The revision of GDP growth to negative 0.7% revision was in fact better than the negative 1% that economists polled by MarketWatch expected -- while still a big drop from the original reading of positive 0.2%.
The bleak report might mean that the Federal Reserve could postpone raising interest rates for the first time in almost a decade to the end of this year or even early 2016, Pascualy said.

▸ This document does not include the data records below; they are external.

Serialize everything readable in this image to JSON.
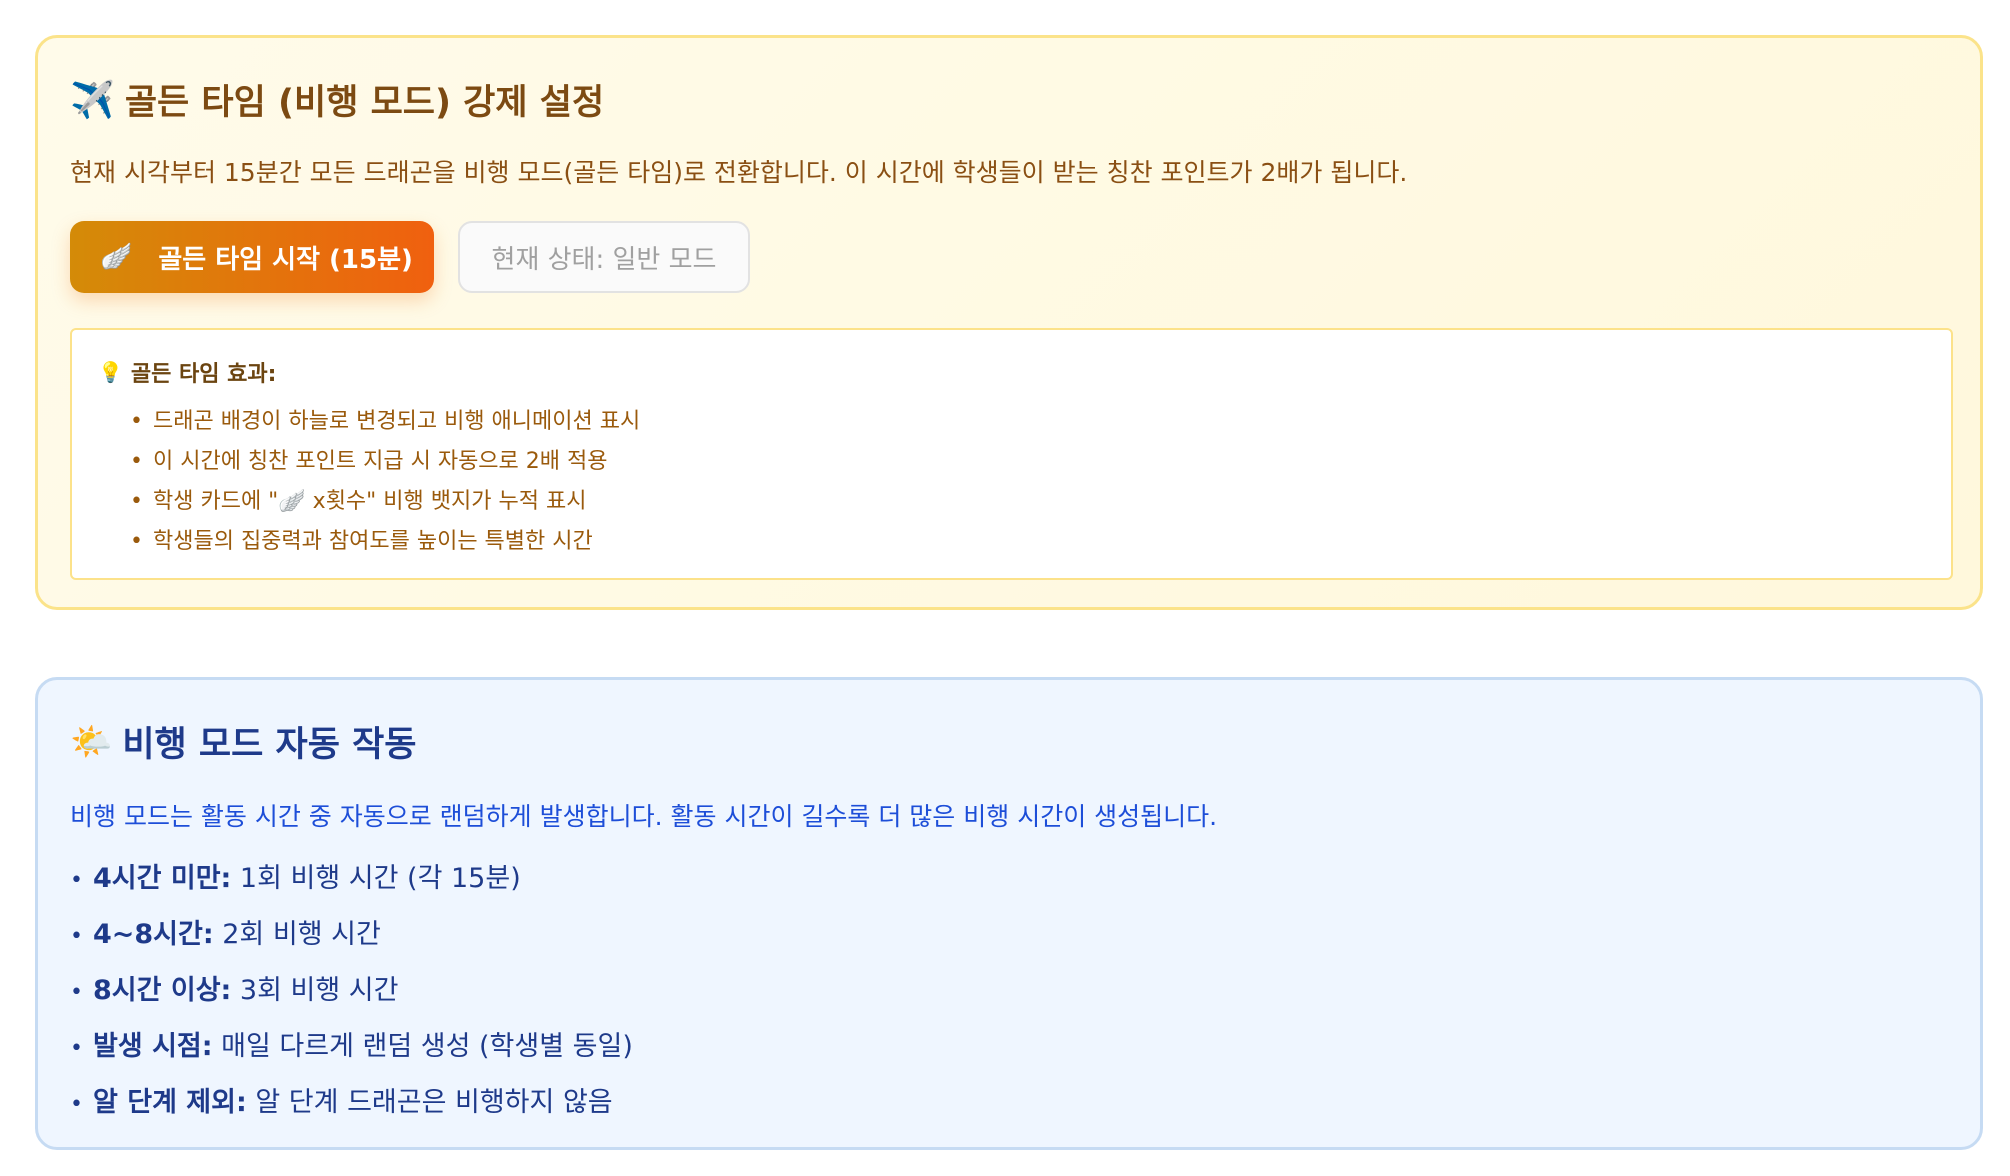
{
  "golden": {
    "icon": "airplane-icon",
    "title": "골든 타임 (비행 모드) 강제 설정",
    "description": "현재 시각부터 15분간 모든 드래곤을 비행 모드(골든 타임)로 전환합니다. 이 시간에 학생들이 받는 칭찬 포인트가 2배가 됩니다.",
    "start_button_label": "골든 타임 시작 (15분)",
    "status_label": "현재 상태: 일반 모드",
    "effects_title": "골든 타임 효과:",
    "effects": [
      "드래곤 배경이 하늘로 변경되고 비행 애니메이션 표시",
      "이 시간에 칭찬 포인트 지급 시 자동으로 2배 적용",
      "학생 카드에 \"🪽 x횟수\" 비행 뱃지가 누적 표시",
      "학생들의 집중력과 참여도를 높이는 특별한 시간"
    ],
    "colors": {
      "accent": "#f0600f",
      "border": "#fbe38a",
      "title": "#7c4a12"
    }
  },
  "auto": {
    "icon": "sun-cloud-icon",
    "title": "비행 모드 자동 작동",
    "description": "비행 모드는 활동 시간 중 자동으로 랜덤하게 발생합니다. 활동 시간이 길수록 더 많은 비행 시간이 생성됩니다.",
    "rules": [
      {
        "label": "4시간 미만:",
        "text": " 1회 비행 시간 (각 15분)"
      },
      {
        "label": "4~8시간:",
        "text": " 2회 비행 시간"
      },
      {
        "label": "8시간 이상:",
        "text": " 3회 비행 시간"
      },
      {
        "label": "발생 시점:",
        "text": " 매일 다르게 랜덤 생성 (학생별 동일)"
      },
      {
        "label": "알 단계 제외:",
        "text": " 알 단계 드래곤은 비행하지 않음"
      }
    ],
    "colors": {
      "border": "#c6dbf3",
      "background": "#eff6ff",
      "title": "#1e3a8a"
    }
  }
}
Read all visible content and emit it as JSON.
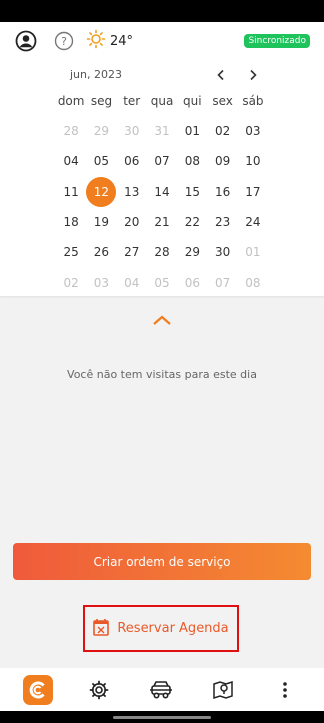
{
  "header": {
    "temperature": "24°",
    "sync_status": "Sincronizado",
    "icons": [
      "user-circle-icon",
      "help-icon",
      "sun-icon"
    ],
    "sync_color": "#1fc35b"
  },
  "calendar": {
    "month_label": "jun, 2023",
    "weekdays": [
      "dom",
      "seg",
      "ter",
      "qua",
      "qui",
      "sex",
      "sáb"
    ],
    "weeks": [
      [
        "28",
        "29",
        "30",
        "31",
        "01",
        "02",
        "03"
      ],
      [
        "04",
        "05",
        "06",
        "07",
        "08",
        "09",
        "10"
      ],
      [
        "11",
        "12",
        "13",
        "14",
        "15",
        "16",
        "17"
      ],
      [
        "18",
        "19",
        "20",
        "21",
        "22",
        "23",
        "24"
      ],
      [
        "25",
        "26",
        "27",
        "28",
        "29",
        "30",
        "01"
      ],
      [
        "02",
        "03",
        "04",
        "05",
        "06",
        "07",
        "08"
      ]
    ],
    "selected_day": "12",
    "accent": "#f07d1e"
  },
  "main": {
    "empty_message": "Você não tem visitas para este dia",
    "create_order_label": "Criar ordem de serviço",
    "reserve_label": "Reservar Agenda"
  },
  "bottom_nav": {
    "items": [
      "app-logo",
      "settings-gear-icon",
      "vehicle-icon",
      "map-pin-icon",
      "more-vertical-icon"
    ]
  }
}
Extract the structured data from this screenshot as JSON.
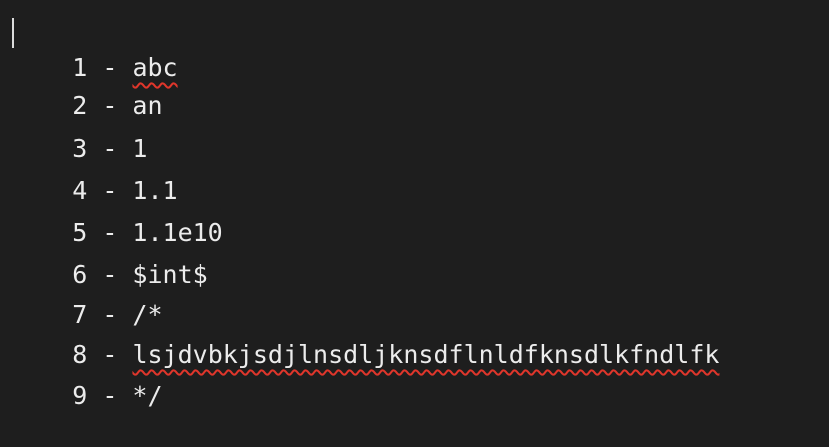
{
  "editor": {
    "lines": [
      {
        "text": "1 - abc",
        "spellcheck_word": "abc"
      },
      {
        "text": "2 - an"
      },
      {
        "text": "3 - 1"
      },
      {
        "text": "4 - 1.1"
      },
      {
        "text": "5 - 1.1e10"
      },
      {
        "text": "6 - $int$"
      },
      {
        "text": "7 - /*"
      },
      {
        "text": "8 - lsjdvbkjsdjlnsdljknsdflnldfknsdlkfndlfk",
        "spellcheck_word": "lsjdvbkjsdjlnsdljknsdflnldfknsdlkfndlfk"
      },
      {
        "text": "9 - */"
      }
    ],
    "colors": {
      "background": "#1e1e1e",
      "text": "#ececec",
      "spellcheck_underline": "#e0362b"
    }
  }
}
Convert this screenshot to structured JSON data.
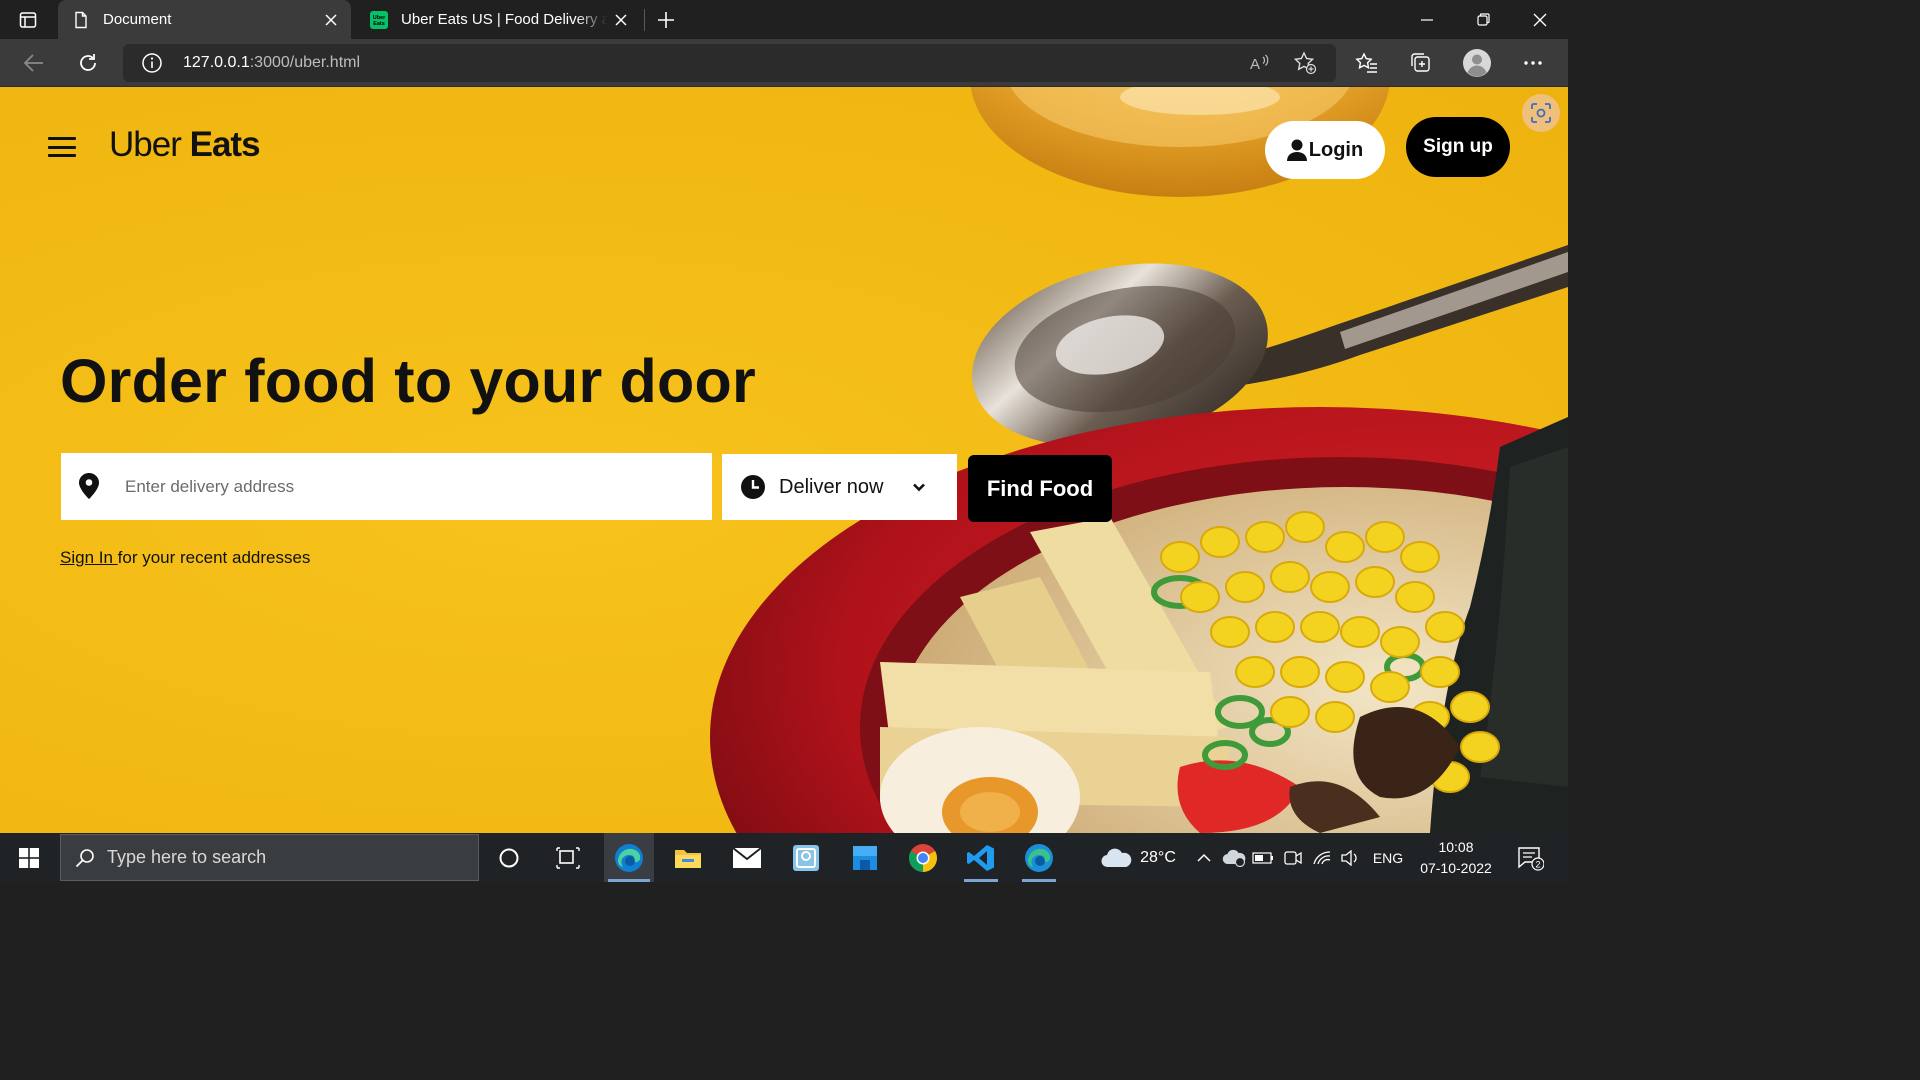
{
  "browser": {
    "tabs": [
      {
        "title": "Document",
        "active": true
      },
      {
        "title": "Uber Eats US | Food Delivery and Takeout",
        "active": false
      }
    ],
    "url": {
      "host": "127.0.0.1",
      "rest": ":3000/uber.html"
    }
  },
  "page": {
    "logo": {
      "light": "Uber",
      "bold": "Eats"
    },
    "login_label": "Login",
    "signup_label": "Sign up",
    "hero_title": "Order food to your door",
    "address_placeholder": "Enter delivery address",
    "deliver_label": "Deliver now",
    "find_food_label": "Find Food",
    "signin_link": "Sign In ",
    "signin_suffix": "for your recent addresses",
    "colors": {
      "hero_yellow": "#f3bb15",
      "button_black": "#000000"
    }
  },
  "taskbar": {
    "search_placeholder": "Type here to search",
    "weather": "28°C",
    "language": "ENG",
    "time": "10:08",
    "date": "07-10-2022",
    "notification_count": "2",
    "pinned_apps": [
      "cortana-icon",
      "task-view-icon",
      "edge-icon",
      "file-explorer-icon",
      "mail-icon",
      "photos-icon",
      "store-icon",
      "chrome-icon",
      "vscode-icon",
      "edge-dev-icon"
    ]
  }
}
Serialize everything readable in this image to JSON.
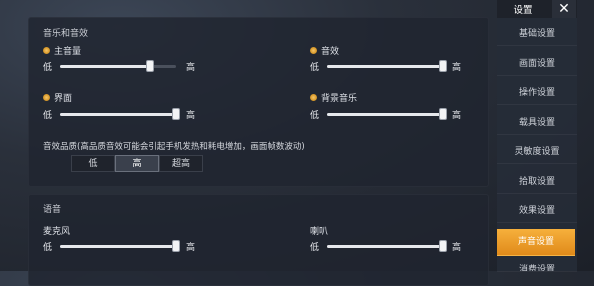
{
  "audio": {
    "section_title": "音乐和音效",
    "low": "低",
    "high": "高",
    "sliders": [
      {
        "label": "主音量",
        "value": 0.78
      },
      {
        "label": "音效",
        "value": 1.0
      },
      {
        "label": "界面",
        "value": 1.0
      },
      {
        "label": "背景音乐",
        "value": 1.0
      }
    ],
    "quality_note": "音效品质(高品质音效可能会引起手机发热和耗电增加，画面帧数波动)",
    "quality_options": [
      "低",
      "高",
      "超高"
    ],
    "quality_selected": "高"
  },
  "voice": {
    "section_title": "语音",
    "sliders": [
      {
        "label": "麦克风",
        "value": 1.0
      },
      {
        "label": "喇叭",
        "value": 1.0
      }
    ]
  },
  "sidebar": {
    "title": "设置",
    "close_icon": "close-icon",
    "items": [
      "基础设置",
      "画面设置",
      "操作设置",
      "载具设置",
      "灵敏度设置",
      "拾取设置",
      "效果设置",
      "声音设置",
      "消费设置"
    ],
    "active": "声音设置"
  }
}
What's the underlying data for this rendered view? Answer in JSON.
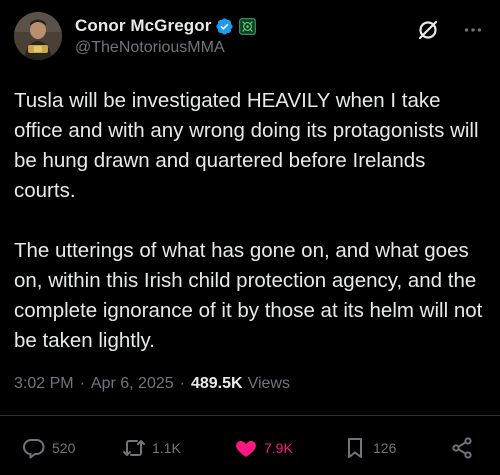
{
  "author": {
    "display_name": "Conor McGregor",
    "handle": "@TheNotoriousMMA",
    "verified_icon": "verified-badge-icon",
    "affiliation_icon": "affiliate-badge-icon",
    "accent_color": "#1d9bf0"
  },
  "header": {
    "grok_icon": "grok-icon",
    "more_icon": "more-options-icon"
  },
  "tweet": {
    "text": "Tusla will be investigated HEAVILY when I take office and with any wrong doing its protagonists will be hung drawn and quartered before Irelands courts.\n\nThe utterings of what has gone on, and what goes on, within this Irish child protection agency, and the complete ignorance of it by those at its helm will not be taken lightly."
  },
  "meta": {
    "time": "3:02 PM",
    "separator": "·",
    "date": "Apr 6, 2025",
    "views_count": "489.5K",
    "views_label": "Views"
  },
  "actions": {
    "replies": "520",
    "reposts": "1.1K",
    "likes": "7.9K",
    "bookmarks": "126",
    "like_color": "#f91880",
    "muted_color": "#71767b"
  }
}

"In any case Fed officials have indicated that it will be a slow and gradual increase," she added.
The yield on the 10-year benchmark Treasury note was down 1.6 basis point to 2.114% on the day, according to data from Tradeweb.
The yield on the two-year note declined 0.8 basis point to 0.617%, and the 30-year bond yield fell 2.2 basis point to 2.864%.
Treasury yields fall when prices rise, and vice versa.
Treasury prices were supported further by a disappointing reading of the Chicago PMI (http://www.marketwatch.com/story/chicago-pmi-falls-back-into-negative-territory-in-may-2015-05-29)along with a consumer-sentiment index by the University of Michigan (http://www.marketwatch.com/story/may-umich-sentiment-falls-to-907-a-six-month-low-reports-say-2015-05-29) that fell to a six-month low.
On the international front, bond markets remain focused on the Greek debt negotiation saga, which fuels flight-to-safety flows, as no deal is yet in sight for the cash-strapped country and its creditors.
Greece faces four IMF loan-repayment deadlines in the space of two weeks beginning June 5 and totaling 1.5 billion euros ($1.63 billion).
After a flurry of conflicting reports over the past two days on whether a deal was imminent or still far away, the 10-year Greek benchmark yield showed intraday moves as wide as 67 basis points. On Friday the yield was up 16.4 basis points to 11.285%.
"The 'Deal' or 'No Deal' description of negotiations between Greece and its creditors is becoming tedious," Mike O'Rourke, chief market strategist at JonesTrading, said in a note.